After the hosing we were soaked and freezing cold. They put a State Cop in as driver and now we continued with State Police escorts front and back. Though we huddled together for warmth, I was still in the back of the bus and heard the Marquette Prison Warden radio the bus driver and say, “Get that bus on the road and don’t stop for any reason until you reach MIPC.” There were no windows and it was snowing and very cold and they pushed that old bus faster than it ever traveled before. They closed the Mackinaw Bridge to all traffic both ways except our convoy, and with rifles pointed at us we crossed the bridge. I was too fucking cold to care whether the bridge collapsed. We were freezing, beat-down, and ready to drown.

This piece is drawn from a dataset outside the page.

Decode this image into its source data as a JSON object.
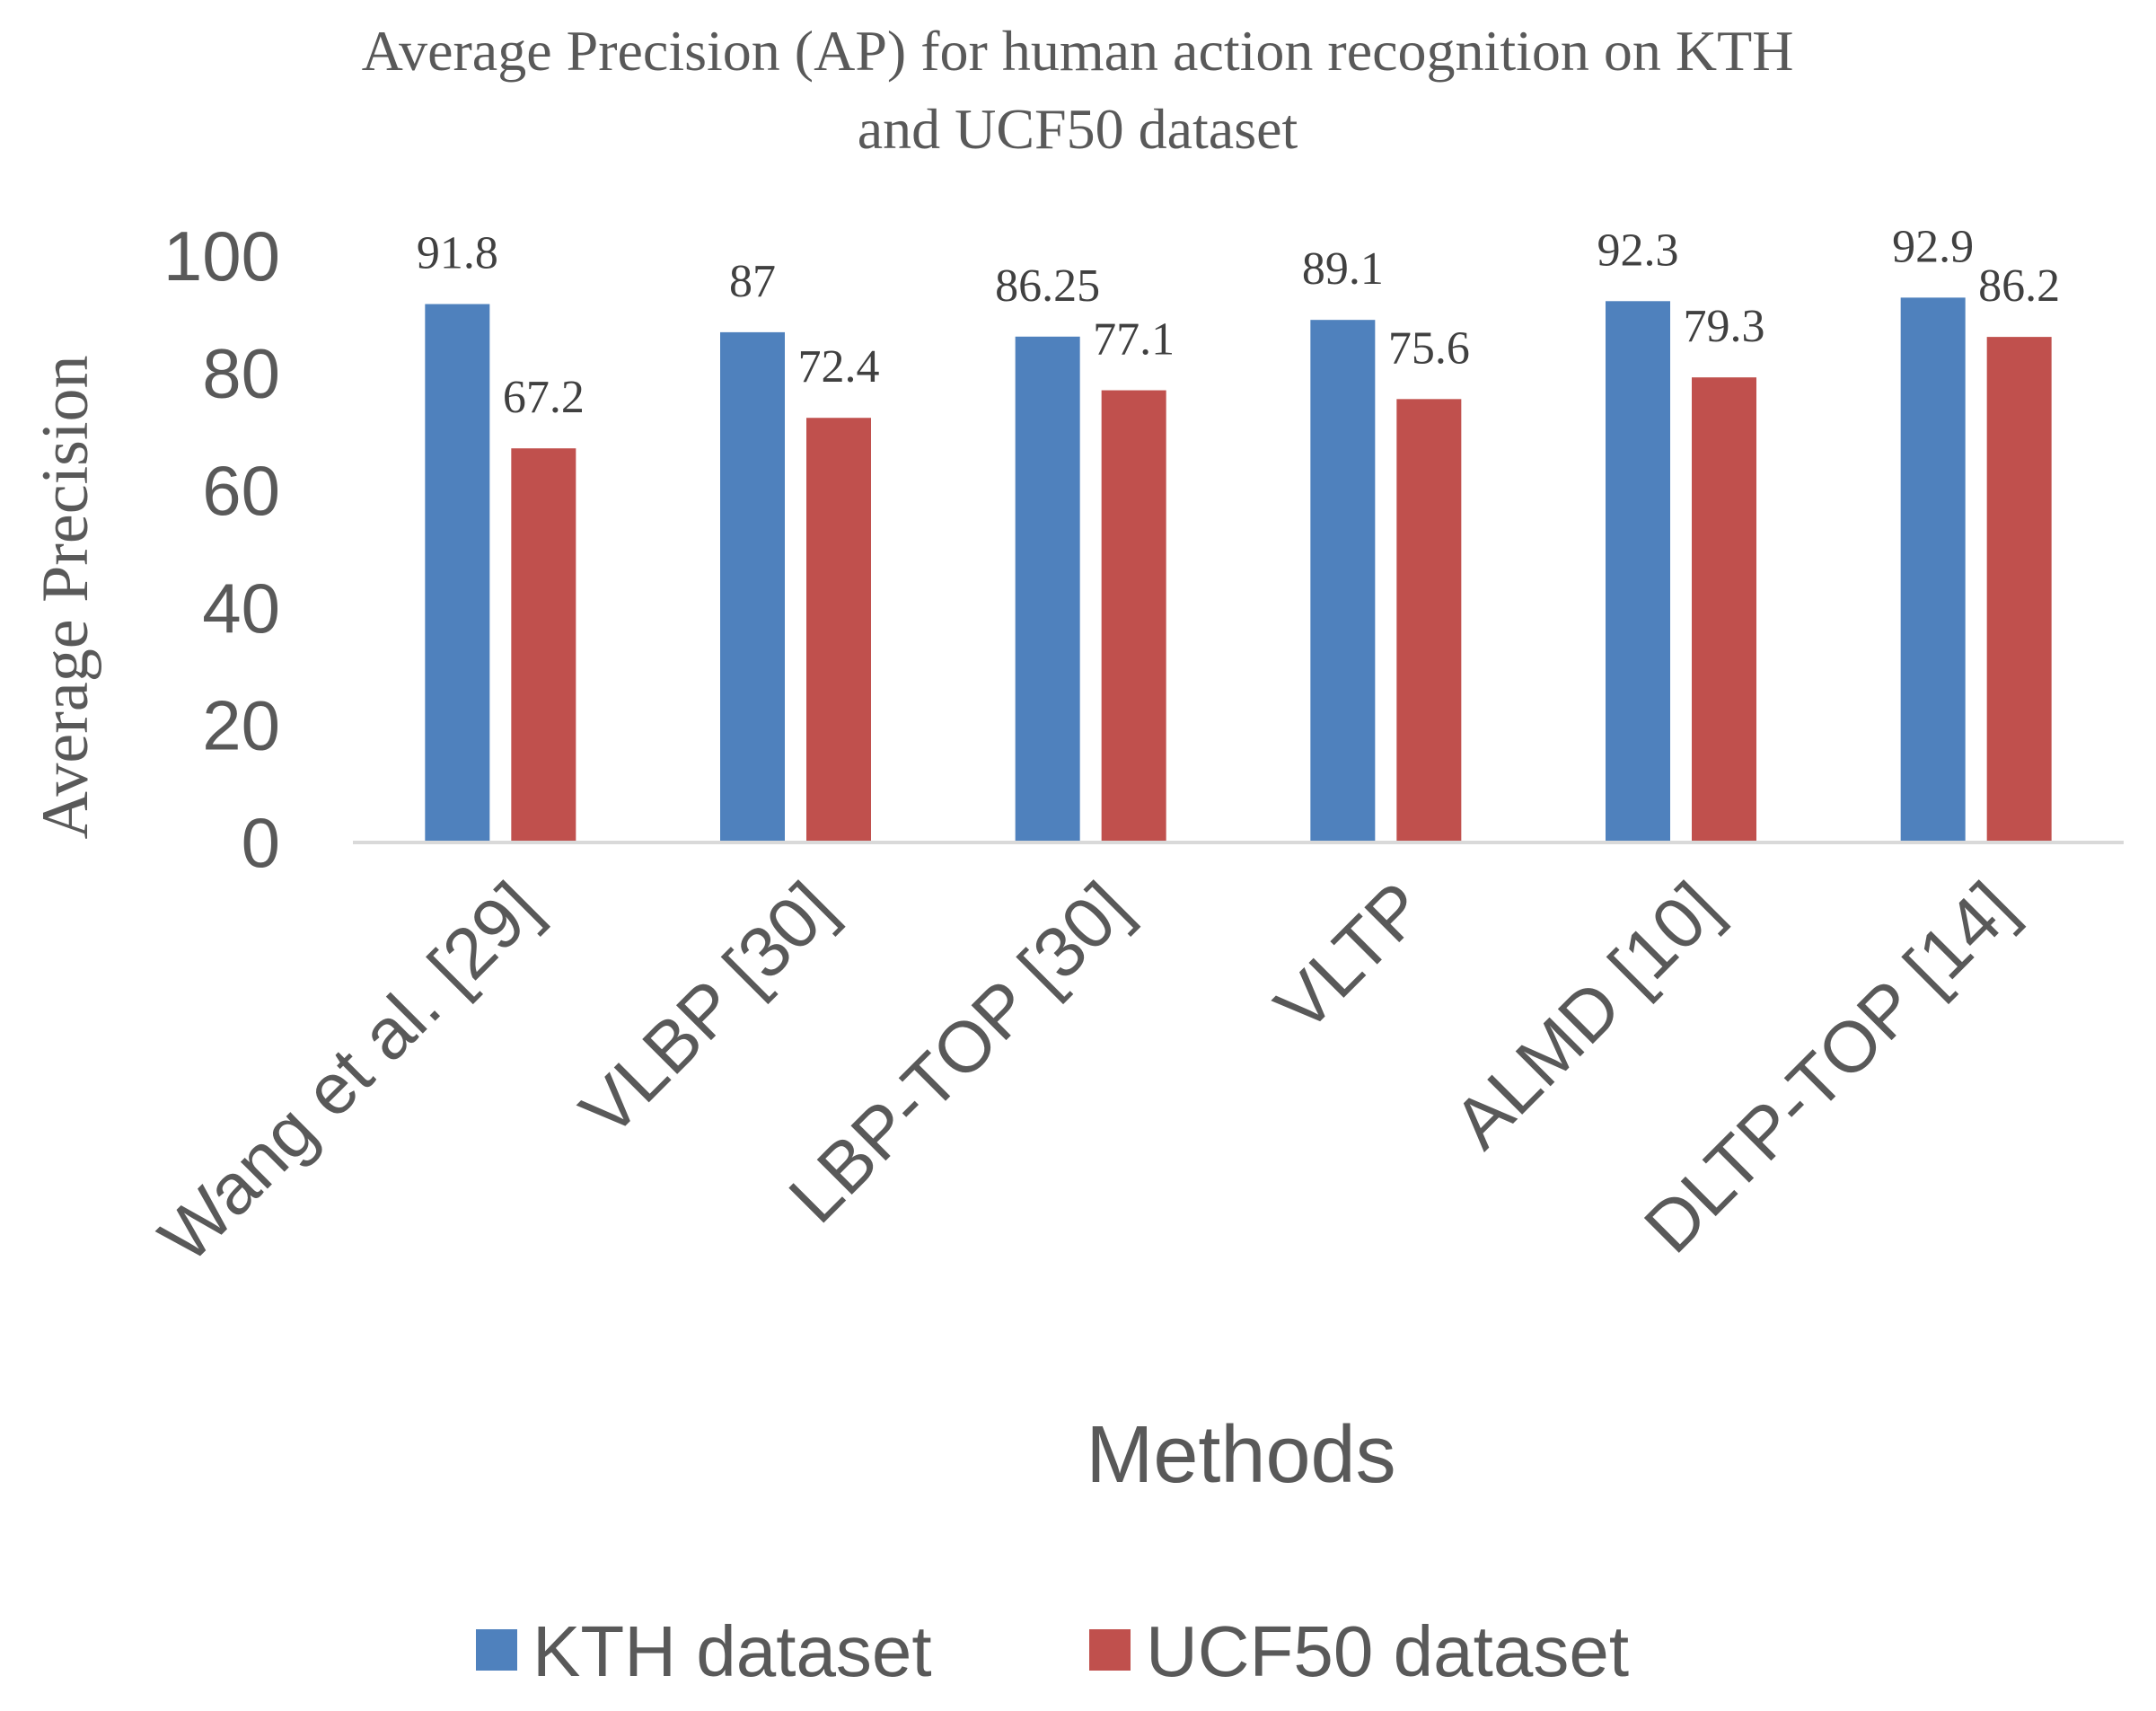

All the old cons on the bus agreed that when we reached MIPC we were in for one hell of a beating. When unloaded at MIPC I looked like a wild man with my hair frozen and sticking out. We stepped out of the bus to a gauntlet of two rows of 50 officers in full riot gear, all armed with shot guns. Everyone was quiet except for a Captain barking orders to the officers. We were unloaded one prisoner at a time, with the next prisoner unloaded once his predecessor was secured in a cell. Each step was taken with shotguns aimed at our faces. We all expected that as soon as we were in our individual cells, unable to act as a group, the beatings would begin. After all, we had intimidated the guards, all but destroyed the bus, attempted to cause traffic accident havoc, and shut down the Mackinaw Bridge, to say nothing about causing the mobilization of a fire department and a rather sizable number of Michigan State Police. It was quite a day and now the piper must be paid.